The two had moved into a home in Fort Lauderdale, Fla., shortly before the pandemic when Mr. Pesta was called to a coaching assignment in the Czech Republic. The European Union and the United States banned travel in both directions soon after, and the two were separated for six months, Ms. Murray said.
She was the first to leave her country, last August, after the Czech Republic created a so-called sweetheart exception that allowed Americans to visit unwed partners. But when Mr. Pesta wanted to return to the United States last October, he had to spend two weeks in Turkey — a country not on the C.D.C.’s prohibited list — so he would be allowed to enter.
This spring, shortly after Mr. Pesta was vaccinated in the United States, he traveled back to the Czech Republic for a mixed martial arts fight. When he wished to return to Florida this summer, the couple went to the Dominican Republic to allow for Mr. Pesta’s re-entry, a visit that stretched on for seven weeks because of visa delays.
Ms. Murray said her chief frustration was that American rules led the couple to stay in countries where infection rates were higher than in much of Europe, supposedly as a precaution against infected travelers.
“It was kind of nonsensical to us,” she said.
In another part of Fort Lauderdale sits the empty two-bedroom apartment of Elisabeth Haselbach, a Swiss citizen who bought it four years ago as an investment and vacation property.
Understand the State of Vaccine Mandates in the U.S.
But Ms.
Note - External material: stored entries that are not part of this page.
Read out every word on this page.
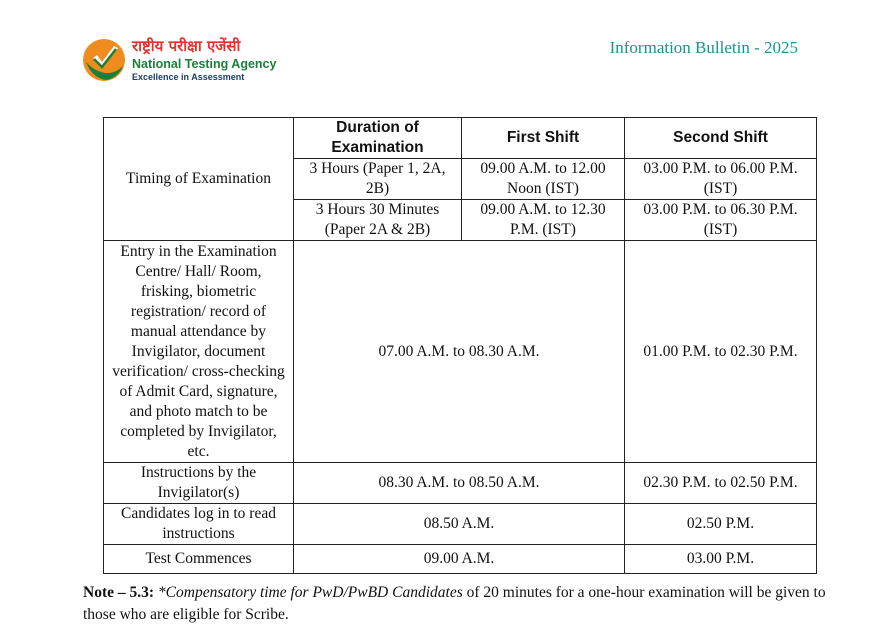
राष्ट्रीय परीक्षा एजेंसी
National Testing Agency
Excellence in Assessment
Information Bulletin - 2025
Timing of Examination	Duration of Examination	First Shift	Second Shift
	3 Hours (Paper 1, 2A, 2B)	09.00 A.M. to 12.00 Noon (IST)	03.00 P.M. to 06.00 P.M. (IST)
	3 Hours 30 Minutes (Paper 2A & 2B)	09.00 A.M. to 12.30 P.M. (IST)	03.00 P.M. to 06.30 P.M. (IST)
Entry in the Examination Centre/ Hall/ Room, frisking, biometric registration/ record of manual attendance by Invigilator, document verification/ cross-checking of Admit Card, signature, and photo match to be completed by Invigilator, etc.	07.00 A.M. to 08.30 A.M.		01.00 P.M. to 02.30 P.M.
Instructions by the Invigilator(s)	08.30 A.M. to 08.50 A.M.		02.30 P.M. to 02.50 P.M.
Candidates log in to read instructions	08.50 A.M.		02.50 P.M.
Test Commences	09.00 A.M.		03.00 P.M.
Note – 5.3: *Compensatory time for PwD/PwBD Candidates of 20 minutes for a one-hour examination will be given to those who are eligible for Scribe.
Haselbach has not been able to see her home since before the pandemic. She continues to pay taxes and condominium fees, but is worried because she has been unable to reinforce her home for the hurricane season, which lasts from June through November.
She said the predicament left her stunned: She found Mr. Trump’s behavior on the international stage unreasonable, but she did not expect to think the same of Mr. Biden on the closed borders.
“I was the No. 1 fan of the Democrats,” she said.
Frustration with the ban led Marius Van Der Veeken, a retired finance professional in the Netherlands, to write to Mr. Biden, saying he wanted to see his family in Michigan.
Mr. Van Der Veeken, 64, and his wife, Anne-Mieke, 61, had just gotten to know their grandchildren, now 3 and 4, before the pandemic prevented travel. Having received the AstraZeneca vaccine in March, they had believed they would soon have a chance to see the children, along with their daughter and son-in-law. Instead, they continue to meet each Sunday by video call.
Their grandchildren recognize them — calling them Opa and Oma, grandpa and grandma in Dutch — but Mr. Van Der Veeken worries that long-distance calls are not enough and that he is losing precious years.
“It’s important now to be building a relationship with them,” he said. “My big argument is that the travel restrictions should make a difference between family connections and tourists.”
Mr. Fuchs, the retiree from Germany, had similar feelings when he was blocked from his flight in May to attend the christening of his great-granddaughter, his first.
His daughter Natascha Sabert, an American citizen, said she had been told mistakenly by U.S. consular officials that he was eligible to enter the country as her father. But when he reached the airport in Amsterdam, he was told that he did not qualify because his daughter was over 21.
Ms. Sabert worried that her father, who is hard of hearing, would not be able to make it back to Germany that night from Amsterdam. Airport officials told her there were no more flights to Hanover that day, she said.
“I said, ‘You can’t push him in a wheelchair somewhere in the airport in the corner and just leave him there,’” she recalled.
Eventually, Mr. Fuchs was put on a flight to Hamburg, where a relative helped him onto a train to Hanover.
The experience has left Ms. Sabert fearful of asking her father to try to make the trip again. But she also feels time is running out and wants the chance for the family to reunite.
“It’s about these last moments before we say goodbye,” she said.